Et pourtant c’est bel et bien lui, notre roi, le Christ Roi.
Avec obstination, avec entêtement, son règne d’amour continue de creuser son sillon à travers l’histoire si ambiguë, dans les aléas de son Eglise si imparfaite, dans les soubresauts de nos cœurs si rebelles. La royauté du Christ, faite de lavements des pieds, de miséricordes, de baptêmes, d’eucharisties, de pardons et des autres sacrements : elle continue d’irriguer nos vies, nos communautés d’Eglise et jusqu’aux déserts de notre humanité en quête de sens et de tendresse.

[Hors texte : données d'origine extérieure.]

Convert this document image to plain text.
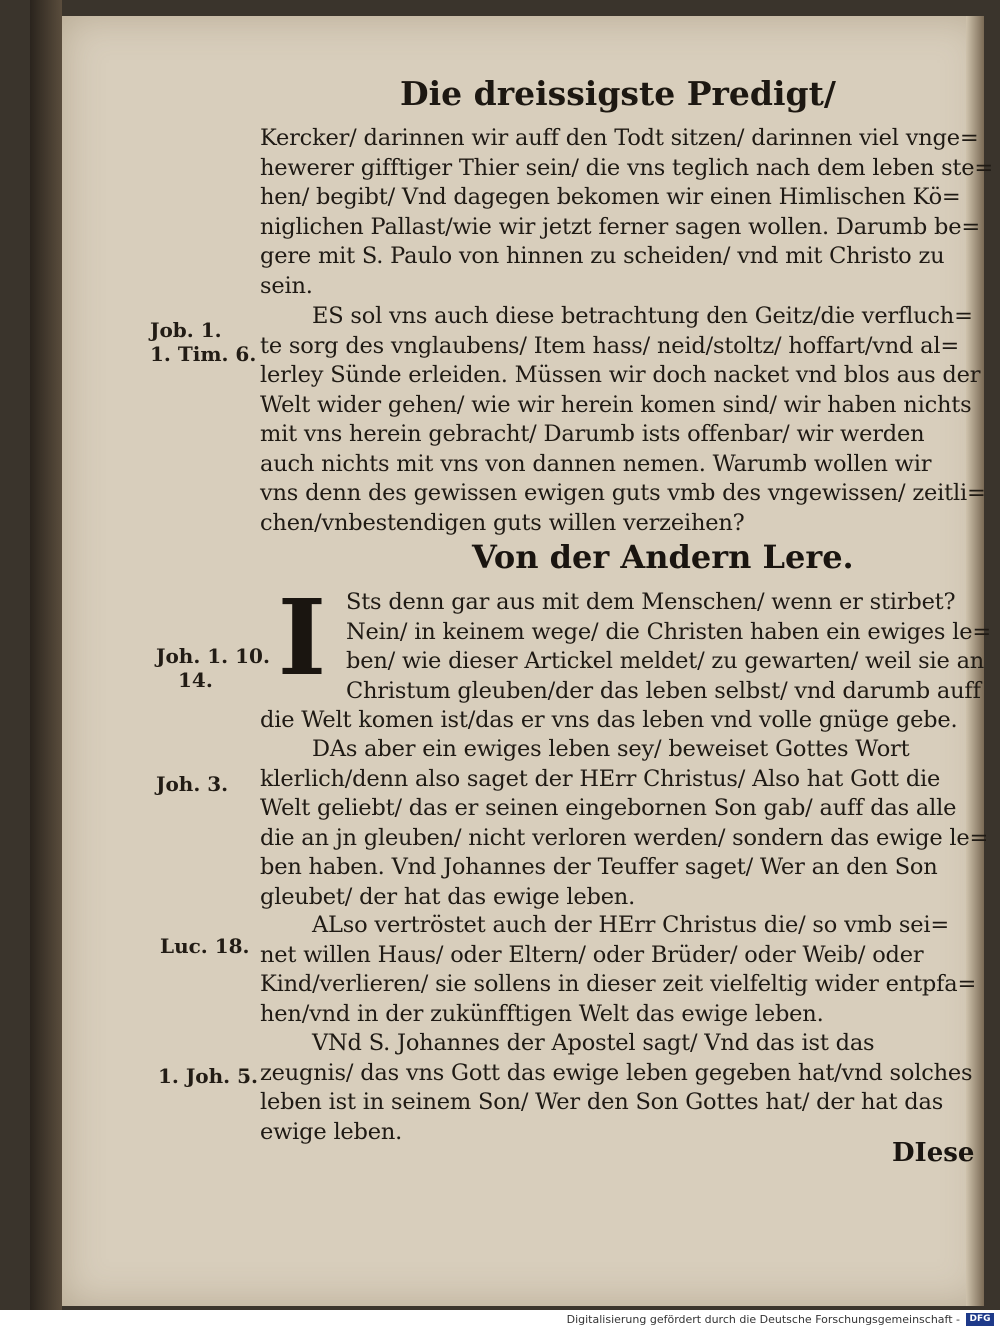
Die dreissigste Predigt/
Kercker/ darinnen wir auff den Todt sitzen/ darinnen viel vnge=
hewerer gifftiger Thier sein/ die vns teglich nach dem leben ste=
hen/ begibt/ Vnd dagegen bekomen wir einen Himlischen Kö=
niglichen Pallast/wie wir jetzt ferner sagen wollen. Darumb be=
gere mit S. Paulo von hinnen zu scheiden/ vnd mit Christo zu
sein.
ES sol vns auch diese betrachtung den Geitz/die verfluch=
te sorg des vnglaubens/ Item hass/ neid/stoltz/ hoffart/vnd al=
lerley Sünde erleiden. Müssen wir doch nacket vnd blos aus der
Welt wider gehen/ wie wir herein komen sind/ wir haben nichts
mit vns herein gebracht/ Darumb ists offenbar/ wir werden
auch nichts mit vns von dannen nemen. Warumb wollen wir
vns denn des gewissen ewigen guts vmb des vngewissen/ zeitli=
chen/vnbestendigen guts willen verzeihen?
Von der Andern Lere.
I Sts denn gar aus mit dem Menschen/ wenn er stirbet?
Nein/ in keinem wege/ die Christen haben ein ewiges le=
ben/ wie dieser Artickel meldet/ zu gewarten/ weil sie an
Christum gleuben/der das leben selbst/ vnd darumb auff
die Welt komen ist/das er vns das leben vnd volle gnüge gebe.
DAs aber ein ewiges leben sey/ beweiset Gottes Wort
klerlich/denn also saget der HErr Christus/ Also hat Gott die
Welt geliebt/ das er seinen eingebornen Son gab/ auff das alle
die an jn gleuben/ nicht verloren werden/ sondern das ewige le=
ben haben. Vnd Johannes der Teuffer saget/ Wer an den Son
gleubet/ der hat das ewige leben.
ALso vertröstet auch der HErr Christus die/ so vmb sei=
net willen Haus/ oder Eltern/ oder Brüder/ oder Weib/ oder
Kind/verlieren/ sie sollens in dieser zeit vielfeltig wider entpfa=
hen/vnd in der zukünfftigen Welt das ewige leben.
VNd S. Johannes der Apostel sagt/ Vnd das ist das
zeugnis/ das vns Gott das ewige leben gegeben hat/vnd solches
leben ist in seinem Son/ Wer den Son Gottes hat/ der hat das
ewige leben.
Job. 1.
1. Tim. 6.
Joh. 1. 10.
14.
Joh. 3.
Luc. 18.
1. Joh. 5.
DIese
Digitalisierung gefördert durch die Deutsche Forschungsgemeinschaft -	DFG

Regardons-là, cette royauté, toujours offerte dans l’humilité de tant de signes et toujours rayonnante dans la sainteté de tant de petits gestes. Elle nous apprend sans cesse, d’une manière prophétique, que toute autorité doit être service, que toute puissance doit être générosité, que toute vraie victoire ne peut être que le fruit d’un plus grand amour.




Voici ton fils !
C’est le fils, le fils éternel du Père, qui parle ainsi dans un dernier souffle, la Parole faite chair en voie d’extinction, qui s’adresse à sa mère en l’appelant « Femme ». Et pour quoi faire ? Pour lui confier ses disciples à travers le disciple bien aimé, pour lui remettre le lourd cadeau de l’Eglise, lui qui précisément avait dit un jour à Marie et aux gens de sa famille : « Et qui sont mes frères et sœurs, et ma mère ? Ceux qui écoutent la parole de Dieu et la mettent en pratique. »

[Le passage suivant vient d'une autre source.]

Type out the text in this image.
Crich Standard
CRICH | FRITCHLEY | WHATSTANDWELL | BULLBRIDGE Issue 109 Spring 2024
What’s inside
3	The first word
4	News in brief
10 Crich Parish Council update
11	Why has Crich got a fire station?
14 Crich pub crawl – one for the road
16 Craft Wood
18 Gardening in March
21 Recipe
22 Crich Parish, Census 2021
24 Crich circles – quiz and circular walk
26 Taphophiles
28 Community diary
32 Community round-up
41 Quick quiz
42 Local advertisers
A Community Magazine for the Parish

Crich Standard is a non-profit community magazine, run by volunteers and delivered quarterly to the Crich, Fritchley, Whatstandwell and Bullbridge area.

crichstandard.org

Désormais, là, au pied de cette croix, les nouveaux frères et sœurs de Jésus sont constitués en famille, comme enfants du même Père qui est aux cieux. Mais -suprême tendresse- nous sommes aussi les chéris de la même mère, la femme Marie, dans le fécond engendrement de la rédemption, juste avant que s’ouvre le cœur du grand frère pour le baptême de l’Eglise dans le sang et l’eau répandus « pour vous et pour la multitude ».
L’Eglise devient cordiale, l’Eglise devient mariale.


Voici ta mère !
Voici donc l’Eglise, celle qui a reçu tous les cadeaux, pas pour elle seule, mais pour toute l’humanité. Comme des trésors mis à disposition de tous, à commencer par les plus pauvres, ceux qui ont le plus besoin d’être aimés maternellement, peut-être justement parce qu’ils ne sont pas toujours aimables.
« Tout est achevé » parce que tout est accompli. Tout est accompli parce que tout est donné. Il a tout remis entre nos mains indignes, à condition qu’elles deviennent simplement mendiantes, avec humilité mais sans humiliation. Que des cadeaux : sa vie par amour, son Esprit pour qu’il y ait du vent divin dans nos voiles d’Eglise, son corps et son sang eucharistiques, et même Marie, une femme, pour qu’il y ait au milieu de nous une mère au cœur universel comme le sien. « A partir de cette heure-là, le disciple la prit chez lui. »

Voici !
Deux fois par Pilate, deux fois par Jésus. Dans cet affrontement entre deux pouvoirs, celui de la force et celui de l’amour, ce n’est pas match nul, ce n’est pas deux à deux. Car l’homme –tout homme-, le roi –le Christ Roi-, la femme éplorée au pied de la croix et l’Eglise-disciple qui recueille l’eau et le sang : tout cela, tous ceux-là sont des promis à la résurrection. Juste un peu de patience. La rumeur de Pâques monte déjà à l’horizon, qui va tout faire basculer dans la victoire de la vie par amour. Un seul gagnant, pour nous, avec nous, quatre à zéro : le crucifié ressuscité.